Plutôt que de rester en régie ou de passer une délégation de service public, le département de l'Allier a décidé pour préserver et faire évoluer son laboratoire départemental de s'associer avec l'Institut Pasteur (une structure privée) sous la forme d'un groupement d'intérêt public (GIP). Le Conseil d'Etat vient de valider ce montage juridique.

Le groupement d'intérêt public a été constitué entre une personne publique (le département de l’Allier) et une personne privée (l’Institut Pasteur). L'objectif était de reprendre les activités du laboratoire départemental  - notamment les analyses relevant de la santé publique vétérinaire  et de contrôle des eaux - mais aussi de développer des "activités d'analyses d'audit, le conseil, la recherche et la formation dans les domaines de l'eau, de l'environnement, de l'aliment, de la santé animale et de la santé publique". Ceci non seulement sur le département de l'Allier mais sur tout le territoire national. Un laboratoire privé (la société Carso-Laboratoire) a attaqué devant les juridictions administratives la constitution de ce GIP, sur divers fondements et en particulier sur le fait qu'il violait le droit de la concurrence. Par un arrêt du 10 novembre 2010, le Conseil d'Etat vient de clore l'affaire en donnant raison au département de l'Allier. 
L'incertitude de la législation régissant les GIP est un phénomène bien connu et fréquemment déploré par les praticiens. La loi Warsmann, qui sera examinée dans les prochaines semaines au Sénat devrait partiellement résoudre ce problème (voir notre article ci-contre du 8 décembre 2009). Pourtant, en l'occurrence, le statut juridique de la structure était clair : il s'agissait d'un GIP "constitué dans le domaine de l'action sanitaire et sociale", donc régi par l'article 22 de la loi du 23 juillet 1987 et l'article 21 de la loi du 15 juillet 1982. Avec pour texte d'application de ces dispositions législatives, le décret du 7 novembre 1988. Une petit erreur matérielle dans l'acte fondateur du GIP, mais rien de bien méchant selon le Conseil d'Etat. Le problème portait surtout sur les activités de la structure.

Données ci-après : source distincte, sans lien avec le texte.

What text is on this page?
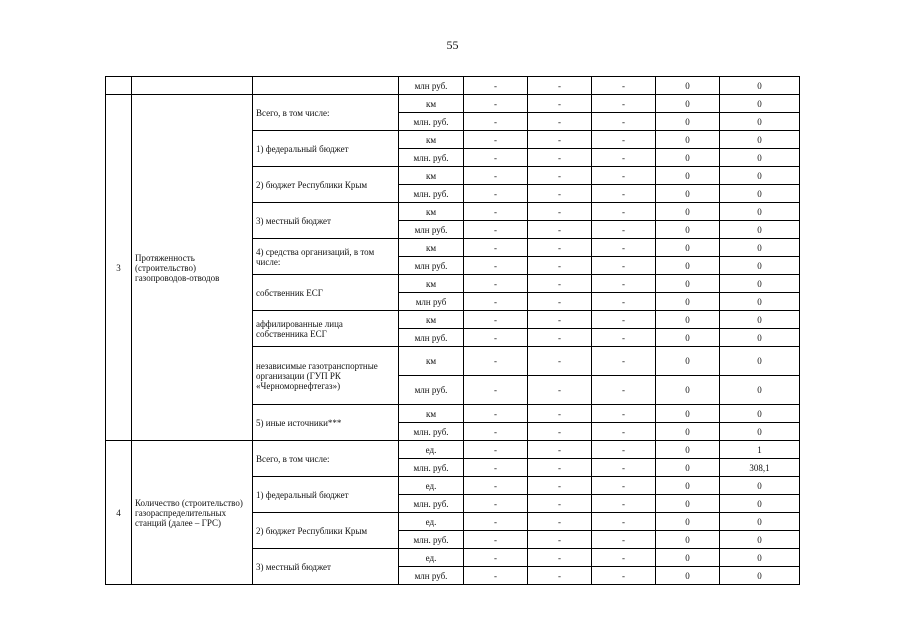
55
			млн руб.	-	-	-	0	0
3	Протяженность (строительство) газопроводов-отводов	Всего, в том числе:	км	-	-	-	0	0
			млн. руб.	-	-	-	0	0
		1) федеральный бюджет	км	-	-	-	0	0
			млн. руб.	-	-	-	0	0
		2) бюджет Республики Крым	км	-	-	-	0	0
			млн. руб.	-	-	-	0	0
		3) местный бюджет	км	-	-	-	0	0
			млн руб.	-	-	-	0	0
		4) средства организаций, в том числе:	км	-	-	-	0	0
			млн руб.	-	-	-	0	0
		собственник ЕСГ	км	-	-	-	0	0
			млн руб	-	-	-	0	0
		аффилированные лица собственника ЕСГ	км	-	-	-	0	0
			млн руб.	-	-	-	0	0
		независимые газотранспортные организации (ГУП РК «Черноморнефтегаз»)	км	-	-	-	0	0
			млн руб.	-	-	-	0	0
		5) иные источники***	км	-	-	-	0	0
			млн. руб.	-	-	-	0	0
4	Количество (строительство) газораспределительных станций (далее – ГРС)	Всего, в том числе:	ед.	-	-	-	0	1
			млн. руб.	-	-	-	0	308,1
		1) федеральный бюджет	ед.	-	-	-	0	0
			млн. руб.	-	-	-	0	0
		2) бюджет Республики Крым	ед.	-	-	-	0	0
			млн. руб.	-	-	-	0	0
		3) местный бюджет	ед.	-	-	-	0	0
			млн руб.	-	-	-	0	0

L’objet social : satisfaction d’un intérêt public au bénéfice de tiers

En effet, la société requérante estimait que, via ce GIP, le département continuait d’exercer ses activités sur un marché concurrentiel et violat ainsi la liberté du commerce et de l’industrie. Faux, répond le Conseil d’Etat car, en créant le GIP, le conseil général a "mis fin aux responsabilités qu’il exerçait jusqu’alors" et ne peut donc "être regardé comme ayant pris lui-même en charge une activité économique". La liberté du commerce et de l’industrie n’a pas été violée car ce GIP d’action sanitaire et sociale réunit bien les deux conditions nécessaires à sa création : être expressément prévu par une loi (la loi du 23 juillet 1987) et répondre à un intérêt général (en l'occurrence l’impératif de santé publique). Le laboratoire privé poursuit son argumentation sur le terrain de la commande publique. Il estime que, comme dans les faits le GIP ne travaille que pour le département, il s'agit donc d'un délégataire de service public auquel la collectivité aurait confié la gestion de ses activités d’analyses. Le laboratoire privé attaque ainsi pour méconnaissance des règles du Code des marchés publics (mesures de publicité et de mise en concurrence). Là encore, le Conseil d'Etat lui donne tort : le GIP ainsi créé a pour objet d’effectuer des prestations "au bénéfice de tiers sur l’ensemble du territoire national", excluant dès lors l’application du droit de la commande publique.
Ainsi, pour ce type d'activité, le groupement d'intérêt public avec une structure privée est possible. Naturellement, ce montage ne constitue qu'une des options offertes aux collectivités. Pour mémoire, les principales autres options sont la régie, la délégation de service public, la création d'un établissement public industriel et commercial et le GIP rassemblant deux laboratoires publics.

L'Apasp et Hélène Lemesle

Références : - CE 10 novembre 2010, n°319109 et n°319239 "Société Carso-Laboratoire Santé Hygiène Environnement" Loi n°87-571 du 23 juillet 1987 sur le développement du mécénat ;   Décret n°88-1034 du 7 novembre 1988 relatif aux groupements d'intérêt public constitués dans le domaine de l'action sanitaire et sociale.

 

Petit rappel sur les GIP

Création du GIP : la création d’un GIP relève de la compétence du législateur, c’est-à-dire qu’un texte de loi doit expressément prévoir sa création selon la catégorie à laquelle le GIP est rattaché (l’action sanitaire et sociale, l’éducation, la jeunesse et les sports, etc.). Le GIP peut être créé ex-nihilo ou à partir d’une structure préexistante, avec ou sans capital social. Une convention constitutive signée par tous les membres fixe les règles de fonctionnement de la structure. Elle est impérativement approuvée par arrêté ministériel ou préfectoral.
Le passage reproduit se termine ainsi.